The Medical Laboratory Science Council of Nigeria (MLSCN) is a Federal Government Statutory Regulatory Agency established by Act 11 of 2003 as a parastatal of the Federal Ministry of Health. It also broadly charged the Council with the core responsibilities of regulating medical laboratory services through registration and licensing of medical laboratories as well as practitioners, mandatory inspection, mentoring for quality improvement, accreditation, monitoring and evaluation as well as certification of laboratory test kits and reagents. Furthermore, the Act empowers the Council to regulate the training of medical laboratory scientists, technicians and assistants.

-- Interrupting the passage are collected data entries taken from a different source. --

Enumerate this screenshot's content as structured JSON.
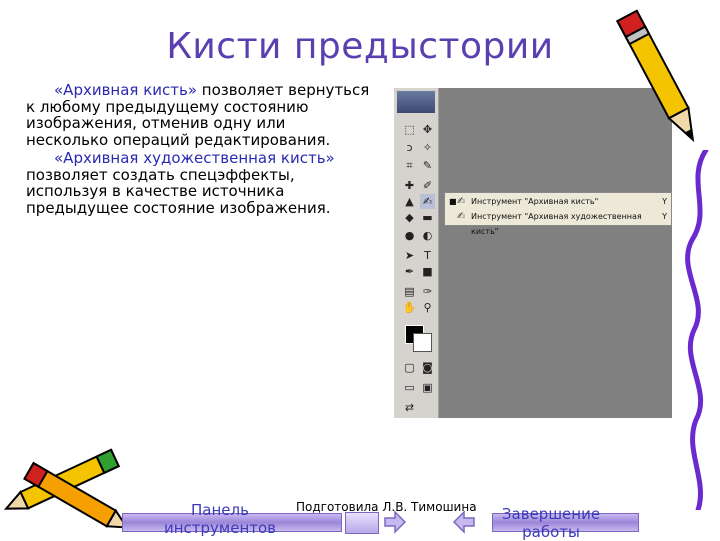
{
  "slide": {
    "title": "Кисти предыстории",
    "paragraph1_highlight": "«Архивная кисть»",
    "paragraph1_rest": " позволяет вернуться к любому предыдущему состоянию изображения, отменив одну или несколько операций редактирования.",
    "paragraph2_highlight": "«Архивная художественная кисть»",
    "paragraph2_rest": " позволяет создать спецэффекты, используя в качестве источника предыдущее состояние изображения."
  },
  "screenshot": {
    "flyout_items": [
      {
        "label": "Инструмент \"Архивная кисть\"",
        "shortcut": "Y",
        "bullet": "■"
      },
      {
        "label": "Инструмент \"Архивная художественная кисть\"",
        "shortcut": "Y",
        "bullet": ""
      }
    ]
  },
  "footer": {
    "author": "Подготовила Л.В. Тимошина",
    "nav_left_label": "Панель инструментов",
    "nav_right_label": "Завершение работы"
  },
  "colors": {
    "title": "#5a3fb0",
    "highlight": "#2a2ab0",
    "nav_bar": "#9a86d8",
    "nav_text": "#3b3bb8"
  }
}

With the benefit of hindsight, stakeholders in the field of medical laboratory services agree that, by enacting the MLSCN Act No.11, the Government proved to be alert to its environment and sensitive to the yearnings and aspirations of the Nigerian public most of whom had been calling for fresh statutory instruments and, therefore, greater impetus towards rejuvenating as well as regulating the sector. This, the stakeholders believe, would enable the sector to deliver on its mandate- regulation for quality medical laboratory services that are both fit for purpose and also in line with global best practices.

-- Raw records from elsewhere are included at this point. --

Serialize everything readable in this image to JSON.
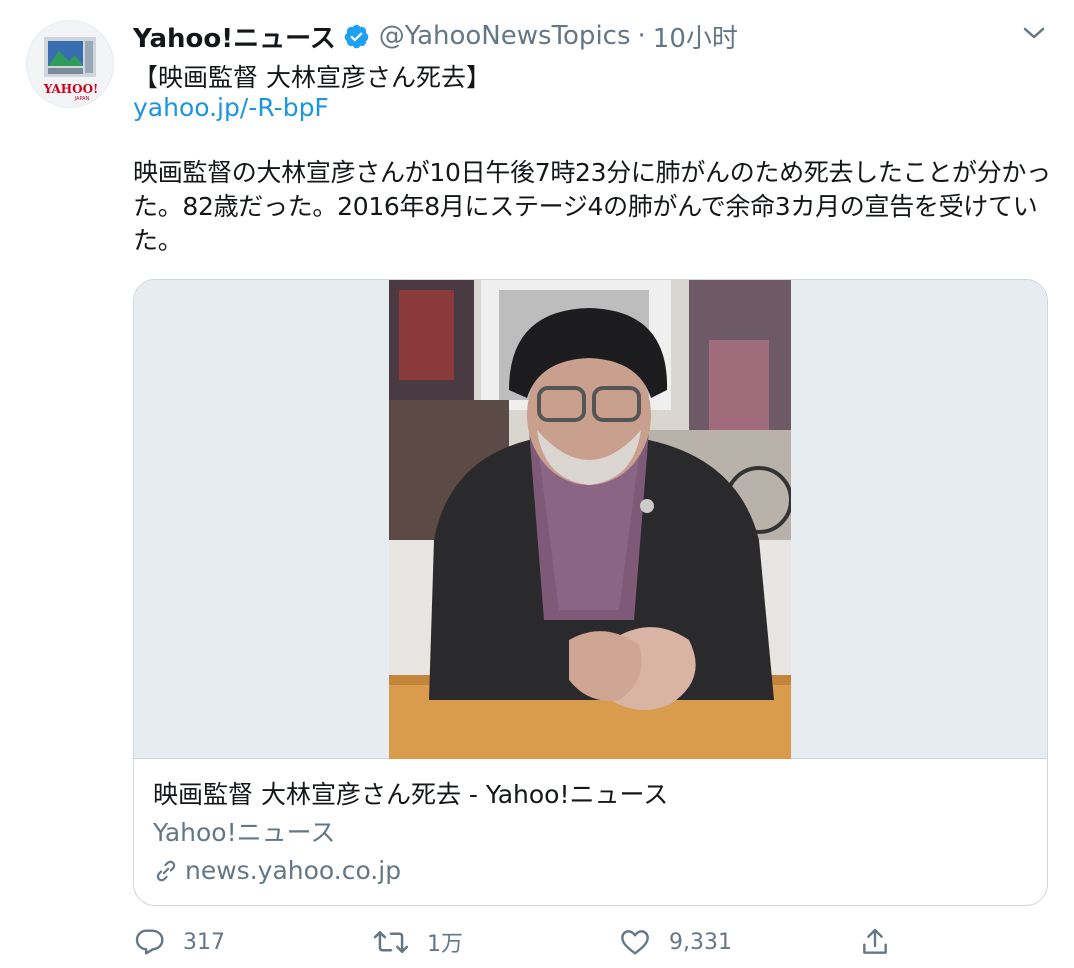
{
  "author": {
    "name": "Yahoo!ニュース",
    "handle": "@YahooNewsTopics",
    "separator": "·",
    "time": "10小时",
    "avatar_logo_text": "YAHOO!",
    "avatar_logo_subtext": "JAPAN",
    "verified": true
  },
  "tweet": {
    "headline": "【映画監督 大林宣彦さん死去】",
    "link": "yahoo.jp/-R-bpF",
    "body": "映画監督の大林宣彦さんが10日午後7時23分に肺がんのため死去したことが分かった。82歳だった。2016年8月にステージ4の肺がんで余命3カ月の宣告を受けていた。"
  },
  "card": {
    "title": "映画監督 大林宣彦さん死去 - Yahoo!ニュース",
    "description": "Yahoo!ニュース",
    "domain": "news.yahoo.co.jp"
  },
  "actions": {
    "reply_count": "317",
    "retweet_count": "1万",
    "like_count": "9,331"
  },
  "colors": {
    "link": "#1b95e0",
    "secondary_text": "#657786",
    "verified_badge": "#1da1f2",
    "border": "#ccd6dd",
    "media_background": "#e6ecf0"
  },
  "icons": [
    "verified-badge-icon",
    "chevron-down-icon",
    "link-icon",
    "reply-icon",
    "retweet-icon",
    "like-icon",
    "share-icon"
  ]
}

Indeed, before Act 11 of 2003 came on board and led the way for the recrudescence of medical laboratory services, practice and education in the country, the sector was groaning under the full weight of quacks who, quite astonishingly, felt that such a regulated sector, which is the backbone of modern healthcare, was equally an all-comers business besides the menace of fake laboratory test kits, reagents as well as chemicals. Thus there was palpable outrage among the people that rogue elements could, without any form of training and in total disregard for the sanctity of human life, open and operate backroom shacks devoid of basic equipment, and without any modicum of expertise, and call them medical laboratories. Needless to say that results generated in such places were not worth the paper they were written on.

The collateral damage included loss of public confidence in medical laboratory services across the country to the extent that some patients sought succour from herbal medicine or self medication, while those with the wherewithal exited the country to seek what they perceived to be more reliable diagnosis in India, South Africa, United Kingdom, the United States of America and so on. This is the trend that the present Management of Council had sought to stem and reverse.